King County claims that they are addressing odors as well as truck traffic and noise with new design and technology. "People realize we're not impacting the roadways once we are there," said Manager Christie True. She said the center would have ten to fifteen employees in and out of the plant each day.
But will a center near a residential area depreciate the property value of homes? "We have not seen any evidence of that," said True. She explains that the facility will be hidden and commented, "Imagine a facility hidden by trees, plants and landscaping." She described a pump station in Sammamish Valley that looks like a barn as an example of how the plant can incorporate visually pleasing elements into the community. Other examples include a plant in Renton surrounded by a beautiful park and a plant in Vancouver where a resources education center hosts students studying water quality and fish protection. "It's been very popular.
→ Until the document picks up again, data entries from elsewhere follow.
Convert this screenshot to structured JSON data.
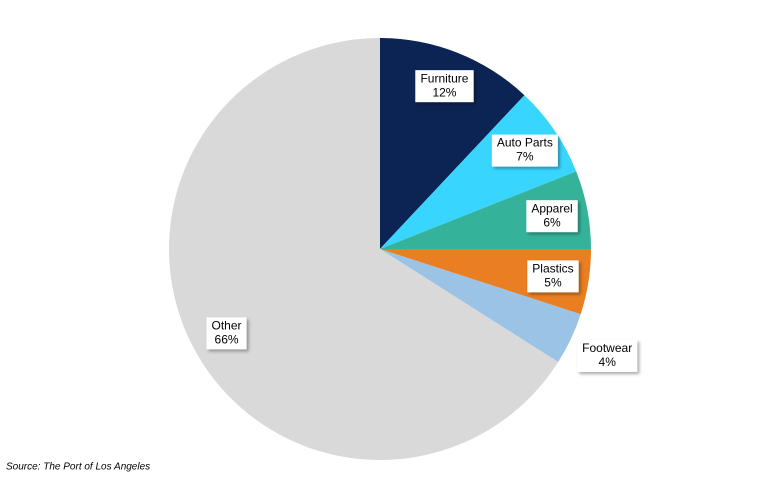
{
  "chart_data": {
    "type": "pie",
    "categories": [
      "Furniture",
      "Auto Parts",
      "Apparel",
      "Plastics",
      "Footwear",
      "Other"
    ],
    "values": [
      12,
      7,
      6,
      5,
      4,
      66
    ],
    "value_labels": [
      "12%",
      "7%",
      "6%",
      "5%",
      "4%",
      "66%"
    ],
    "colors": [
      "#0c2454",
      "#38d6ff",
      "#35b39a",
      "#e97e22",
      "#9ac3e6",
      "#d9d9d9"
    ],
    "source": "Source: The Port of Los Angeles"
  }
}
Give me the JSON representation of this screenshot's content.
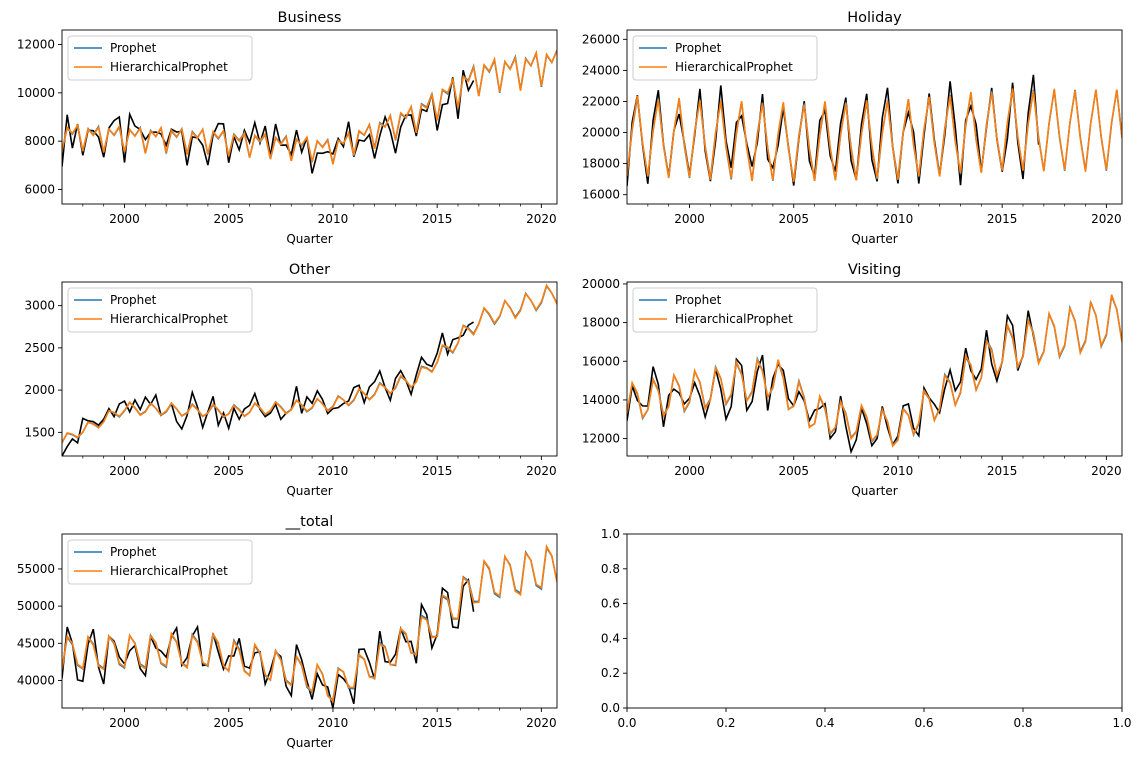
{
  "colors": {
    "actual": "#000000",
    "prophet": "#1f77b4",
    "hierarchical": "#ff7f0e"
  },
  "legend": [
    "Prophet",
    "HierarchicalProphet"
  ],
  "chart_data": [
    {
      "type": "line",
      "title": "Business",
      "xlabel": "Quarter",
      "xlim": [
        1997.0,
        2020.75
      ],
      "ylim": [
        5400,
        12600
      ],
      "yticks": [
        6000,
        8000,
        10000,
        12000
      ],
      "xticks": [
        2000,
        2005,
        2010,
        2015,
        2020
      ],
      "legend_position": "upper-left",
      "grid": false,
      "actual_end": 2016.75,
      "base": [
        7600,
        8550,
        8300,
        8650,
        8050
      ],
      "trend": [
        [
          1997,
          1.0
        ],
        [
          2004,
          0.98
        ],
        [
          2010,
          0.93
        ],
        [
          2014,
          1.1
        ],
        [
          2017,
          1.3
        ],
        [
          2020.75,
          1.36
        ]
      ],
      "series": [
        {
          "name": "Prophet",
          "color": "#1f77b4"
        },
        {
          "name": "HierarchicalProphet",
          "color": "#ff7f0e"
        }
      ]
    },
    {
      "type": "line",
      "title": "Holiday",
      "xlabel": "Quarter",
      "xlim": [
        1997.0,
        2020.75
      ],
      "ylim": [
        15400,
        26600
      ],
      "yticks": [
        16000,
        18000,
        20000,
        22000,
        24000,
        26000
      ],
      "xticks": [
        2000,
        2005,
        2010,
        2015,
        2020
      ],
      "legend_position": "upper-left",
      "grid": false,
      "actual_end": 2016.75,
      "base": [
        17200,
        20200,
        22300,
        19300,
        18000
      ],
      "trend": [
        [
          1997,
          1.0
        ],
        [
          2005,
          0.98
        ],
        [
          2010,
          0.99
        ],
        [
          2015,
          1.02
        ],
        [
          2020.75,
          1.02
        ]
      ],
      "series": [
        {
          "name": "Prophet",
          "color": "#1f77b4"
        },
        {
          "name": "HierarchicalProphet",
          "color": "#ff7f0e"
        }
      ]
    },
    {
      "type": "line",
      "title": "Other",
      "xlabel": "Quarter",
      "xlim": [
        1997.0,
        2020.75
      ],
      "ylim": [
        1220,
        3280
      ],
      "yticks": [
        1500,
        2000,
        2500,
        3000
      ],
      "xticks": [
        2000,
        2005,
        2010,
        2015,
        2020
      ],
      "legend_position": "upper-left",
      "grid": false,
      "actual_end": 2016.75,
      "base": [
        1720,
        1820,
        1760,
        1680,
        1740
      ],
      "trend": [
        [
          1997,
          0.8
        ],
        [
          2000,
          1.02
        ],
        [
          2005,
          1.0
        ],
        [
          2010,
          1.05
        ],
        [
          2014,
          1.22
        ],
        [
          2017,
          1.62
        ],
        [
          2020.75,
          1.8
        ]
      ],
      "series": [
        {
          "name": "Prophet",
          "color": "#1f77b4"
        },
        {
          "name": "HierarchicalProphet",
          "color": "#ff7f0e"
        }
      ]
    },
    {
      "type": "line",
      "title": "Visiting",
      "xlabel": "Quarter",
      "xlim": [
        1997.0,
        2020.75
      ],
      "ylim": [
        11100,
        20100
      ],
      "yticks": [
        12000,
        14000,
        16000,
        18000,
        20000
      ],
      "xticks": [
        2000,
        2005,
        2010,
        2015,
        2020
      ],
      "legend_position": "upper-left",
      "grid": false,
      "actual_end": 2016.75,
      "base": [
        13300,
        14800,
        14200,
        12900,
        13800
      ],
      "trend": [
        [
          1997,
          1.0
        ],
        [
          2004,
          1.1
        ],
        [
          2006,
          0.96
        ],
        [
          2010,
          0.9
        ],
        [
          2015,
          1.2
        ],
        [
          2020.75,
          1.32
        ]
      ],
      "series": [
        {
          "name": "Prophet",
          "color": "#1f77b4"
        },
        {
          "name": "HierarchicalProphet",
          "color": "#ff7f0e"
        }
      ]
    },
    {
      "type": "line",
      "title": "__total",
      "xlabel": "Quarter",
      "xlim": [
        1997.0,
        2020.75
      ],
      "ylim": [
        36300,
        59700
      ],
      "yticks": [
        40000,
        45000,
        50000,
        55000
      ],
      "xticks": [
        2000,
        2005,
        2010,
        2015,
        2020
      ],
      "legend_position": "upper-left",
      "grid": false,
      "actual_end": 2016.75,
      "base": [
        41500,
        45800,
        44800,
        42000,
        43500
      ],
      "trend": [
        [
          1997,
          1.0
        ],
        [
          2004,
          1.01
        ],
        [
          2008,
          0.95
        ],
        [
          2010,
          0.9
        ],
        [
          2014,
          1.05
        ],
        [
          2017,
          1.22
        ],
        [
          2020.75,
          1.27
        ]
      ],
      "series": [
        {
          "name": "Prophet",
          "color": "#1f77b4"
        },
        {
          "name": "HierarchicalProphet",
          "color": "#ff7f0e"
        }
      ]
    },
    {
      "type": "line",
      "title": "",
      "xlabel": "",
      "xlim": [
        0.0,
        1.0
      ],
      "ylim": [
        0.0,
        1.0
      ],
      "yticks": [
        0.0,
        0.2,
        0.4,
        0.6,
        0.8,
        1.0
      ],
      "xticks": [
        0.0,
        0.2,
        0.4,
        0.6,
        0.8,
        1.0
      ],
      "empty": true,
      "grid": false
    }
  ]
}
It's very environmentally oriented," she said.
Of the seven proposed sites, five could affect Northshore residents:
€ A site in the City of Woodinville near the intersection of NE North Woodinville Way and the Woodinville-Duvall Road.
€ A site within Woodinville's urban growth area near the intersection of Highway 9 and Highway 522 north of Woodinville by the intersection of 228th and Highway 9.
€ A location in Thrasher's Corner in the City of Bothell at the corner of 208th Street and the Bothell-Everett highway
€ A gun range in Snohomish County between Brier and Bothell located on the 400 block of 228th street
€ A gravel quarry and additional undeveloped land adjacent to the quarry in the same area located in the 400 block of 228th Street.
In the fall of 2001, the seven proposed sites will be narrowed down to 2-5. The final decision will come down in 2003 by Executive Sims with plans for the new $779 million facility up and running by 2010.
"We will ask the community what they want and we'll take their desires into consideration,' said Faine.